Similarly, this theory says that 1 - 1 + 1 - 1 + 1 ... = 1/2 because the partial summations are 0 half the time and 1 the other half time. But they never come close to 1/2. I can understand how this could be useful in studying random behavior, where the expected value of partial sums of random lengths might be 1/2. I wonder if the real value of this theory is in applications to random processes. The significance of inserting terms of 0 would then be easy to appreciate.

The original summation is still hard to accept. Is the value -1/12 unique, or can you use similar logic to get other answers? A "proof" would have to show that -1/12 is the only possible answer. The "proof" in the link does not show that. In fact, the "proof" in the link starts with the assumption that 1-1+1-1+1.... = 1/2. I think that the -1/12 does more to prove that the whole thing is wrong than anything else.

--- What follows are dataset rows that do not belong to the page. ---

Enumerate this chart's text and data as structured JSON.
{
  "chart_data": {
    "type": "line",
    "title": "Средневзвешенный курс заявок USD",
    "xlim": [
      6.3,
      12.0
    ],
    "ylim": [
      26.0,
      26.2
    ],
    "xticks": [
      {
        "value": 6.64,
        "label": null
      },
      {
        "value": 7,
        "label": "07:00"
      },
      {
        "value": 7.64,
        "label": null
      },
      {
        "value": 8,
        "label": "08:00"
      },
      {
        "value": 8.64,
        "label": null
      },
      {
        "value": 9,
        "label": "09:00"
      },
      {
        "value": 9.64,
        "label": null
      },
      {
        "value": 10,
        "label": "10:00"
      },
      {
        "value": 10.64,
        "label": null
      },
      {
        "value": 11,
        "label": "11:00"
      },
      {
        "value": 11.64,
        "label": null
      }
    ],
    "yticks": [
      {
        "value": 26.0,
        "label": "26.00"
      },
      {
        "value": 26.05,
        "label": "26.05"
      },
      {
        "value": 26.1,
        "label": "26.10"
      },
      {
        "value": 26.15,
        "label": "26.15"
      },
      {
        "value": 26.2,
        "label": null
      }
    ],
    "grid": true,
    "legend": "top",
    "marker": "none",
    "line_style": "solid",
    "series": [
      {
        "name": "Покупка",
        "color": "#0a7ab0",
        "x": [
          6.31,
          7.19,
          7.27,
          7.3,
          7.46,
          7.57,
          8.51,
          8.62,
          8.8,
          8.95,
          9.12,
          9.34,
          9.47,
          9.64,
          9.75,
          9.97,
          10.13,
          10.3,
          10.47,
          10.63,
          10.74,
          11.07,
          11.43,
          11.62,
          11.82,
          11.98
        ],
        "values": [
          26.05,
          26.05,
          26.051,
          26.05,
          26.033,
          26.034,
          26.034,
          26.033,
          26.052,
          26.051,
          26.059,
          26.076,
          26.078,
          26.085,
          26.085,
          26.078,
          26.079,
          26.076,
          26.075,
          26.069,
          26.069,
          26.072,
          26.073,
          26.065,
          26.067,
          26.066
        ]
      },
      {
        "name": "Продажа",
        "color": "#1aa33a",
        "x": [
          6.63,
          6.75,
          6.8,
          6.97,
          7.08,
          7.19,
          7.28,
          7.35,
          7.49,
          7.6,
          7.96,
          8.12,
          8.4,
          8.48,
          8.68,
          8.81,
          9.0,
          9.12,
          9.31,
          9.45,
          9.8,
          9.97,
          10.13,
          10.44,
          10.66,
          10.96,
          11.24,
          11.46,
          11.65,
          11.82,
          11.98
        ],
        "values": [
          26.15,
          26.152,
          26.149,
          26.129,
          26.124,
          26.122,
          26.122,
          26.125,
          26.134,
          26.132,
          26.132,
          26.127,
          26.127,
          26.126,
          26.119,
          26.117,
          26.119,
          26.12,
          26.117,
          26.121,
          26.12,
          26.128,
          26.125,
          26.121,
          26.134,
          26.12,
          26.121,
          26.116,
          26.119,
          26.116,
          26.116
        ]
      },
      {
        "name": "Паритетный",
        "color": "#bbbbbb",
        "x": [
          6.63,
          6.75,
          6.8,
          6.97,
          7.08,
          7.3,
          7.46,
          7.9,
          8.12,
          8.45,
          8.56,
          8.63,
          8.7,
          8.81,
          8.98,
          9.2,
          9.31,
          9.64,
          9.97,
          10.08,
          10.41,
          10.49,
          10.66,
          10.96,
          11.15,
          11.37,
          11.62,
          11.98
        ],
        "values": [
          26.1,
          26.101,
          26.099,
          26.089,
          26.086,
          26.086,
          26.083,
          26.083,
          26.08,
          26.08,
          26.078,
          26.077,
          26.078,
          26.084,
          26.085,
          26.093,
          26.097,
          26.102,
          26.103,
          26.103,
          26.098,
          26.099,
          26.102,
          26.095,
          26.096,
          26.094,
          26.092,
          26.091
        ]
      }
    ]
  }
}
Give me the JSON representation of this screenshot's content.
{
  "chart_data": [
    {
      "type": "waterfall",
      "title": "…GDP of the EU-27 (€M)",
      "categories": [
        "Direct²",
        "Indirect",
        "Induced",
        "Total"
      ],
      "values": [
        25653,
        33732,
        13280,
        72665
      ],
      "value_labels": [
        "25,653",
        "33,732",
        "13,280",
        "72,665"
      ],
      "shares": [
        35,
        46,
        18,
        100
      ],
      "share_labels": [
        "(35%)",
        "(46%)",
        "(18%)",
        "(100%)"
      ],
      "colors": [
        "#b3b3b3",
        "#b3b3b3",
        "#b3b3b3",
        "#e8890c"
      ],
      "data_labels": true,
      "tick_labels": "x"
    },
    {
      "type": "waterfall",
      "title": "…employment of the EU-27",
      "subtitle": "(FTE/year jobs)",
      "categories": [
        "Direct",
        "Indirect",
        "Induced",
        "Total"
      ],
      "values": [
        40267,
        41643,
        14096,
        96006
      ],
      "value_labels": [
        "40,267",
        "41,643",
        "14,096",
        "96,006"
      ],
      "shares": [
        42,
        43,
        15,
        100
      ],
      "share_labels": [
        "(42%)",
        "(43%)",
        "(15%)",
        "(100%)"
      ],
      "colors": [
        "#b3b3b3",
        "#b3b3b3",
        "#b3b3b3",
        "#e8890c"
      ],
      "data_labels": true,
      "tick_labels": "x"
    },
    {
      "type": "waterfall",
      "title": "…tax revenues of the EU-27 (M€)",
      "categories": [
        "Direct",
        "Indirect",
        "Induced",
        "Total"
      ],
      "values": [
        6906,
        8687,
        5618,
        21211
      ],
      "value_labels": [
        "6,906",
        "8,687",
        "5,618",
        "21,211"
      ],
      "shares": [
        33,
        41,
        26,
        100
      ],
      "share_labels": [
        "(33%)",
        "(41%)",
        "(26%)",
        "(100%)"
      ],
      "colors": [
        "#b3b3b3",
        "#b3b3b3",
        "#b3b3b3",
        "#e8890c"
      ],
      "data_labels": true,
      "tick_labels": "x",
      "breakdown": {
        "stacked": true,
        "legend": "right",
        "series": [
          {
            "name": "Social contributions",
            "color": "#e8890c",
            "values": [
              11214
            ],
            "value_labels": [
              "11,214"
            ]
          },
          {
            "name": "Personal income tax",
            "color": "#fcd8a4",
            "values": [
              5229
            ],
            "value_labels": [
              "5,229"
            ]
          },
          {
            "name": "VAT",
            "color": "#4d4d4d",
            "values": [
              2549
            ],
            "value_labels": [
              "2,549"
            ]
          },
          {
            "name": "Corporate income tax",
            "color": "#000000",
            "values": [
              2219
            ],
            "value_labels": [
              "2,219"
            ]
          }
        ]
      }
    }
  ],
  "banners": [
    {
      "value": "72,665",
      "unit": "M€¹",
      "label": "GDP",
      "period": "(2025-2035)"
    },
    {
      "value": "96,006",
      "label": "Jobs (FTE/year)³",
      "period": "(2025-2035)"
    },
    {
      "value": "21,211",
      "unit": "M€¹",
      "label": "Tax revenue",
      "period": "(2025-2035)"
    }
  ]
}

If they assumed in the link that 1-1+1-1+1... was anything other than 1/2, that would change -1/12, wouldn't it?

25. Jul 3, 2015

### WWGD

Actually, even if this sum converged in a standard sense (which it doesn't) , the = sign does not denote equality, but only convergence, and this depends on a choice of topology. So, like Fact Checker said, you need a reasonable notion of convergence to use the = sign. Or , like others said, an explanation for what the = means. A sort of Clintonian description of "What 'is' is".